Sara was impressed. Maybe she could grow to like Lance’s sister, after all.
Though she and Wenda were chained about four feet apart, Sara stretched out and managed to snag Wenda’s blindfold and pull it off.
Wenda’s head turned. “Y
ou,” she breathed. Her expression did not look welcoming.
“Me,” Sara agreed. Apparently, Wenda had yet to notice that Sara was being held against her will too. Her hand itched to check her pocket. Did she have the keys?
“How peculiar,” Wenda sneered. “You don’t look headless to me. Yet another lie.”
“Oh, your mother had it chopped off, don’t fear. But your brother healed it back on. Wasn’t that sweet of him?” Sara kept her voice low, so her father wouldn’t hear.
“I don’t believe you.” Wenda’s nostrils flared in outrage.
“Black basalt block in the corner of the throne room,” Sara told her, voice clipped. “Three steps up. They manacled me facedown. I had a lovely view of the basket. The axe was about five feet long with a curved silver head. Your mother took it down off the wall herself.”
Wenda’s eyes narrowed, but she didn’t reply as Sara’s father approached them. “I just noticed something odd, Sarathena. My keys seemed to be missing.” He beckoned to the closest of the three guards. “Search her.”
Disinclined to let the cold-eyed man run his hands all over her body, Sara pulled the keys out of her pocket and threw them at his face.
He caught them and expressionlessly presented them to her father.
“Leave us,” her father ordered them. “Guard the corridor.
“What about my thumb?” Cleft Chin asked. “The twotch broke it.”
Her father slapped him across the face. “Never refer to my daughter that way.” He waited until Cleft Chin nodded, then added, “As for your thumb, it’s your own fault it’s broken. Tend it when your shift is over.”
They filed out. Cleft Chin cast back a sullen glance at Sara, promising revenge if he could get it.

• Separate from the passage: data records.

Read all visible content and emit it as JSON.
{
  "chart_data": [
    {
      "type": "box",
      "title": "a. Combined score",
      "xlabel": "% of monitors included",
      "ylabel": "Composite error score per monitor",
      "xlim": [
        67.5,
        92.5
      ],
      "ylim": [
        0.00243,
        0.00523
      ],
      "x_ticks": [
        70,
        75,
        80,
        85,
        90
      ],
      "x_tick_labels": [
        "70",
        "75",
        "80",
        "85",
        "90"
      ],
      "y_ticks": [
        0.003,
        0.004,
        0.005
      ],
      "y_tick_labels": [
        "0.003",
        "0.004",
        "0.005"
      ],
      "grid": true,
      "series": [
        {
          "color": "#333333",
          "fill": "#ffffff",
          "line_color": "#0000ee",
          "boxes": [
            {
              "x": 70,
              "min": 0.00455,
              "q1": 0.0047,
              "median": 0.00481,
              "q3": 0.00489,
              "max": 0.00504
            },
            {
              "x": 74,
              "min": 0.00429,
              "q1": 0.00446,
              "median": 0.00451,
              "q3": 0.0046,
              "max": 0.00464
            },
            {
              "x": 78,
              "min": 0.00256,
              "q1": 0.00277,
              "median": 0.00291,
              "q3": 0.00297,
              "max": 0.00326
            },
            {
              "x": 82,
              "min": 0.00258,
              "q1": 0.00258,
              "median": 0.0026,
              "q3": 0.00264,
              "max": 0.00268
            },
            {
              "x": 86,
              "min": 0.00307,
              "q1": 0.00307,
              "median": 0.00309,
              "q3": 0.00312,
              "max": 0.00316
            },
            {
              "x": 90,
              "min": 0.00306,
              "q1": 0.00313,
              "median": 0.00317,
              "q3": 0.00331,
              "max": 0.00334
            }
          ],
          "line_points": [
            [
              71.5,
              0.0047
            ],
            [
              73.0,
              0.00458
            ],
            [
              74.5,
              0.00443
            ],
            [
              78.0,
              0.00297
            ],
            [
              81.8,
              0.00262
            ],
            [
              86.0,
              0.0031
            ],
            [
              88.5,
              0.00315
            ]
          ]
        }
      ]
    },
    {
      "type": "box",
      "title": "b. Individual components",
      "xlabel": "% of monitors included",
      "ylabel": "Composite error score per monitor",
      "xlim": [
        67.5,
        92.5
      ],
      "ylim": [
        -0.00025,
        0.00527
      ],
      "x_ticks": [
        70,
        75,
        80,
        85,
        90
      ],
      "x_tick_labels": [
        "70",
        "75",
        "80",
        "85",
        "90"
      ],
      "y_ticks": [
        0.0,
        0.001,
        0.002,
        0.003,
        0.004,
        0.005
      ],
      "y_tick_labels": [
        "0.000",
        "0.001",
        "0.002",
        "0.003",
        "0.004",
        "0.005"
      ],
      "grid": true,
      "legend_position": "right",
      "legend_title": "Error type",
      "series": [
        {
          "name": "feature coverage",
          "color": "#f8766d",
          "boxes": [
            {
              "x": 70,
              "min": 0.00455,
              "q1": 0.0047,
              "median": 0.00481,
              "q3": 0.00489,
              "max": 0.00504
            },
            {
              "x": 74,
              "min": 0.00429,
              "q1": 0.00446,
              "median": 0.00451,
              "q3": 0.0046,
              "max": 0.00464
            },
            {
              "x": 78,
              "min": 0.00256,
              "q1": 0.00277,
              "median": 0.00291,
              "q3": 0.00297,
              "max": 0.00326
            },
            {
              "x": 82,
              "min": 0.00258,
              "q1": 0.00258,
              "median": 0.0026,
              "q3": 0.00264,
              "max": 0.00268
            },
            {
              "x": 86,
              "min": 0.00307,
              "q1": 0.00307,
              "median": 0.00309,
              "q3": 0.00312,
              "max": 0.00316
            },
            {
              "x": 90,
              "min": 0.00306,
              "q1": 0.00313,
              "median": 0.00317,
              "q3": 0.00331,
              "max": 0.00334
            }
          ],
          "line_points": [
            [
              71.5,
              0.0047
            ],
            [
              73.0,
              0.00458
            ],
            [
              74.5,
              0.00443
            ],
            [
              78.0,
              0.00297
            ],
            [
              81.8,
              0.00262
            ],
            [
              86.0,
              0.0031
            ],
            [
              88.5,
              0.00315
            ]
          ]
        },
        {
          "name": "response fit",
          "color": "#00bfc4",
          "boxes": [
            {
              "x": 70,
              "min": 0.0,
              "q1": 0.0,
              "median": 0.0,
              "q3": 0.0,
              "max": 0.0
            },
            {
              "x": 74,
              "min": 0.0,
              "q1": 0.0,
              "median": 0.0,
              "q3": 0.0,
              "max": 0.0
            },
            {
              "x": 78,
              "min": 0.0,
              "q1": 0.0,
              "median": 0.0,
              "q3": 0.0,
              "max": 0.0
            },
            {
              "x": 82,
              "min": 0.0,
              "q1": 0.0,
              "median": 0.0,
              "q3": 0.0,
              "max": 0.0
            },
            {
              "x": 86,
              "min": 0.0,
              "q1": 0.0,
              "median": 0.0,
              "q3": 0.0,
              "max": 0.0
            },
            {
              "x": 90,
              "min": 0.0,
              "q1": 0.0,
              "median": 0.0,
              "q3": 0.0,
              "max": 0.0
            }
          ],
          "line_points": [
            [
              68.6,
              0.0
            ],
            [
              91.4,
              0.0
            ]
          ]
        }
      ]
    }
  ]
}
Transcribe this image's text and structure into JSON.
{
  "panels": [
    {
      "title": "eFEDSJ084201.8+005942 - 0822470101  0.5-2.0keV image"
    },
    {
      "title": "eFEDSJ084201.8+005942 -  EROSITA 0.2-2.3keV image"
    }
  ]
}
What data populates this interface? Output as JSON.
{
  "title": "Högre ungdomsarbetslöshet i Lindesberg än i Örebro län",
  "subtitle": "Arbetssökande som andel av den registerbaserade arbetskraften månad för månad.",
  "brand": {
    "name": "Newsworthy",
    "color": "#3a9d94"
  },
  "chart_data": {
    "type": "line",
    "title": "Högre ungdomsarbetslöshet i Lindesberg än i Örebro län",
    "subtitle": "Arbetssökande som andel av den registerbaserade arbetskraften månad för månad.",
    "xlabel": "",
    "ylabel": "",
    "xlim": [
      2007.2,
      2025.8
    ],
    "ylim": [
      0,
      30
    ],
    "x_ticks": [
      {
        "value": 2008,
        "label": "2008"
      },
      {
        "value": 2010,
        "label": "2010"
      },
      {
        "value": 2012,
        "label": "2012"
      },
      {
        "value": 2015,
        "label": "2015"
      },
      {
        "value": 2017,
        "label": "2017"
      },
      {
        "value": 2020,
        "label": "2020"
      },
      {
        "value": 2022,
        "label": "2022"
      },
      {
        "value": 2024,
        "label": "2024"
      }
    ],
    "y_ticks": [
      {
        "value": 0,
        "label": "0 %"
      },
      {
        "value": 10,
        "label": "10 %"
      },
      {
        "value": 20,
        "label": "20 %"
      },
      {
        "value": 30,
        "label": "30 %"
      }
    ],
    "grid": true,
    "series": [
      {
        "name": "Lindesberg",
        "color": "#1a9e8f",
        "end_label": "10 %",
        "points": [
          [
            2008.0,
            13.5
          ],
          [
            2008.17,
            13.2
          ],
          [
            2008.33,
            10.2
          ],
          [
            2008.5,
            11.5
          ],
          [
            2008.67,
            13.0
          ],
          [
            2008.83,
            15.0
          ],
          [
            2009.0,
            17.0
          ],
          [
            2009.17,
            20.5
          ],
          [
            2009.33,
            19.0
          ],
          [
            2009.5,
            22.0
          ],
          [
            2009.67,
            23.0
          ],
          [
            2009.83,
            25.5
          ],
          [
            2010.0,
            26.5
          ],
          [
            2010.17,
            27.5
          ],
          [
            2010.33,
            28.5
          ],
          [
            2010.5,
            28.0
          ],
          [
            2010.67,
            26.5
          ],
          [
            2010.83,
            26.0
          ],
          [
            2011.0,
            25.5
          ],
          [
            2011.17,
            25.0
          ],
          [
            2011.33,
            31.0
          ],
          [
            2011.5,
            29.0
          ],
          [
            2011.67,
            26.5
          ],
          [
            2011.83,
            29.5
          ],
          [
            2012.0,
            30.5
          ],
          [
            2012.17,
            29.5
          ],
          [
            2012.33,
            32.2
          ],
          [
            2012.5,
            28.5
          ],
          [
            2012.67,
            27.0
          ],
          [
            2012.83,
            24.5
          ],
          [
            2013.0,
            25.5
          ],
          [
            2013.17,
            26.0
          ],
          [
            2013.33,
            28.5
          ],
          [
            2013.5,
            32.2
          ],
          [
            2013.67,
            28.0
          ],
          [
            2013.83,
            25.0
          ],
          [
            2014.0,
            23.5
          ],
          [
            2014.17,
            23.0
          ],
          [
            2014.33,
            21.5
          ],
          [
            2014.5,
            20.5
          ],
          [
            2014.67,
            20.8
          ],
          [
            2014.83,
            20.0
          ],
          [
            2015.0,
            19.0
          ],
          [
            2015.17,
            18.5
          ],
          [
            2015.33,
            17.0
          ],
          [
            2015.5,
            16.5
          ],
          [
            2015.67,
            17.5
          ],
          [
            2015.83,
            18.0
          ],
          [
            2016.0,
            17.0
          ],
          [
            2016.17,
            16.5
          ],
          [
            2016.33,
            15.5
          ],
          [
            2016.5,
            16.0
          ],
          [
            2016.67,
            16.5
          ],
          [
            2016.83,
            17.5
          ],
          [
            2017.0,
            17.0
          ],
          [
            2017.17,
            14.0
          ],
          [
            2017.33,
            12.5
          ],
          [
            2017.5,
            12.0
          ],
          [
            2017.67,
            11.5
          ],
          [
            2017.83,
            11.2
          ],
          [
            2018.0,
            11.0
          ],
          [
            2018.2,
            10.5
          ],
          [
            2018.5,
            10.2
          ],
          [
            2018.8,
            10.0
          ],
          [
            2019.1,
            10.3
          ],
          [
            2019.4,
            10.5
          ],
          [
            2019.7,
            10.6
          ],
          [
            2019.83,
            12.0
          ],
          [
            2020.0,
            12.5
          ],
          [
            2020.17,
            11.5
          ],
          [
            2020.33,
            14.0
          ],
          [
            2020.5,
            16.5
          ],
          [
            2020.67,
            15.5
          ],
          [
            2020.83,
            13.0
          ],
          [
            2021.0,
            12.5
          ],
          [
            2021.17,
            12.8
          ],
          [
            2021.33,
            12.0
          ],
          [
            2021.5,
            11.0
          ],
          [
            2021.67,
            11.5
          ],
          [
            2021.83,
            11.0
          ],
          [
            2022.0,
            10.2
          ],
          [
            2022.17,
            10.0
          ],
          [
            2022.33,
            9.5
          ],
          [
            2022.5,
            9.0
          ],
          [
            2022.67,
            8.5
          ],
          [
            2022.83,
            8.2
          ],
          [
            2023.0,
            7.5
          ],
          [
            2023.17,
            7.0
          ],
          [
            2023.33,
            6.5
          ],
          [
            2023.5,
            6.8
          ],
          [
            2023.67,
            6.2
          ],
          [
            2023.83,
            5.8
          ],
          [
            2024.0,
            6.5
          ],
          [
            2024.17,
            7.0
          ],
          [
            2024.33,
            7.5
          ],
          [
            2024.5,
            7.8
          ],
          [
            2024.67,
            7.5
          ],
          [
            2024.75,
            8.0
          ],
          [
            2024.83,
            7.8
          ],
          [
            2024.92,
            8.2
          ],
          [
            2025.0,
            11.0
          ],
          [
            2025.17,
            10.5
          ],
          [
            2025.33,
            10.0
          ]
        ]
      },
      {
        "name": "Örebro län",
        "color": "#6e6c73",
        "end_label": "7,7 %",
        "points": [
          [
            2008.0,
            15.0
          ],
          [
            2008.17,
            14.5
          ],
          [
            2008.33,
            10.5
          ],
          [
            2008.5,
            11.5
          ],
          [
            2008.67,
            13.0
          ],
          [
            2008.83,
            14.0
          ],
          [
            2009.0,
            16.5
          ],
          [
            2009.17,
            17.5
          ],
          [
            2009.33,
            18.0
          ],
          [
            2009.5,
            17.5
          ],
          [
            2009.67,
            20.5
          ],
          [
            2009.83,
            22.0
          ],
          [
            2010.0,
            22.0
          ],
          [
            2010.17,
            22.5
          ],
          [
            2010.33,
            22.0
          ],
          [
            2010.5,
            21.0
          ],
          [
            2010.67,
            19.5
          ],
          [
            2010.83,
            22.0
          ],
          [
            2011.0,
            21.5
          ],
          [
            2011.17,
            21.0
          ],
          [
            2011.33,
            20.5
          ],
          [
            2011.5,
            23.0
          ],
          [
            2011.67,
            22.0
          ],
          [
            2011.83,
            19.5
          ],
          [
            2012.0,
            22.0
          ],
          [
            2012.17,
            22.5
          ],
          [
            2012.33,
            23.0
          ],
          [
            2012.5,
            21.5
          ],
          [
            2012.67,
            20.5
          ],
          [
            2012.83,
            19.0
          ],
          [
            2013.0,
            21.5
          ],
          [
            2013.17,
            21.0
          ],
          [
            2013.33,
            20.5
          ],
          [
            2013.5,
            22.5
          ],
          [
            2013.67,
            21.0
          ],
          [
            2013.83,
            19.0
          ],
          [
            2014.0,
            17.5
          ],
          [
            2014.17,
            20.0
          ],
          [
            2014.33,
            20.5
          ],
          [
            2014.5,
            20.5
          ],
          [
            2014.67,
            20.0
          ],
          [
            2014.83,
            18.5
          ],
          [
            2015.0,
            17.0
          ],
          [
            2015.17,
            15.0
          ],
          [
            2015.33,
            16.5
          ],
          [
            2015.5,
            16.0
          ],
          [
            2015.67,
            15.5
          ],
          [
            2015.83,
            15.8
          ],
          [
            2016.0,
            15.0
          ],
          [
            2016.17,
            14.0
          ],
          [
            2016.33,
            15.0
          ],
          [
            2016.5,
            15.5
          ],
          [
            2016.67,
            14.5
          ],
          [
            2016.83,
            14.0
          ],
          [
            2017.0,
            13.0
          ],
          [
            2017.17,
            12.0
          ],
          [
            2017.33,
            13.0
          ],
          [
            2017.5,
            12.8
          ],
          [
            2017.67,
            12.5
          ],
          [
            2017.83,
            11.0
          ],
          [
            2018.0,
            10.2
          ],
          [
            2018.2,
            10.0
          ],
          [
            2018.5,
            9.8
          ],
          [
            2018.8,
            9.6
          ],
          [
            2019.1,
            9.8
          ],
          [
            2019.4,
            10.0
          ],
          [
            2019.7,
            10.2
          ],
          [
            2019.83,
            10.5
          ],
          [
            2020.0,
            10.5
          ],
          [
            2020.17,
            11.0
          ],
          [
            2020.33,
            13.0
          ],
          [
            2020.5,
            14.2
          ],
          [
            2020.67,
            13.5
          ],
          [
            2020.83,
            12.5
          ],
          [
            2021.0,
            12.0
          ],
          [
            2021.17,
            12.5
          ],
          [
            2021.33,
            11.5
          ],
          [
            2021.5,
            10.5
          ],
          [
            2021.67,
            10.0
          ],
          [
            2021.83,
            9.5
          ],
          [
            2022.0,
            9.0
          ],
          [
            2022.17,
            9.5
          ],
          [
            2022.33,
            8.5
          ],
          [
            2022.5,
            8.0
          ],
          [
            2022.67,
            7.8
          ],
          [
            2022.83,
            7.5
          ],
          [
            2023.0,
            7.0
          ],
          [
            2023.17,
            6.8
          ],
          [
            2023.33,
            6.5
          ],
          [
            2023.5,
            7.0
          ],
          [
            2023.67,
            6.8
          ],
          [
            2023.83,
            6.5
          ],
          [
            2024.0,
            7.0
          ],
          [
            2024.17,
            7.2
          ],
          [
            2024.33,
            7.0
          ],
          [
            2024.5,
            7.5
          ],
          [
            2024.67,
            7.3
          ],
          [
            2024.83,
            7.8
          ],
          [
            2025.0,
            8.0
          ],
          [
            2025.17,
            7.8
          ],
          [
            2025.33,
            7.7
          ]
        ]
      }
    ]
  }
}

“You may find this hard to believe, but I am genuinely glad you survived, Sarathena,” her father said.
Sara stared at him.
Something nasty lurked behind his smile. “Alive, you can help me—one more time. My God demands blood, you see. Your mother was a help to me for many years, but as my power grows the requirements have become more stringent—”
“My mother?” Sara said shrilly. “Did you use my mother in Vez’s rituals? Is that why she went mad?”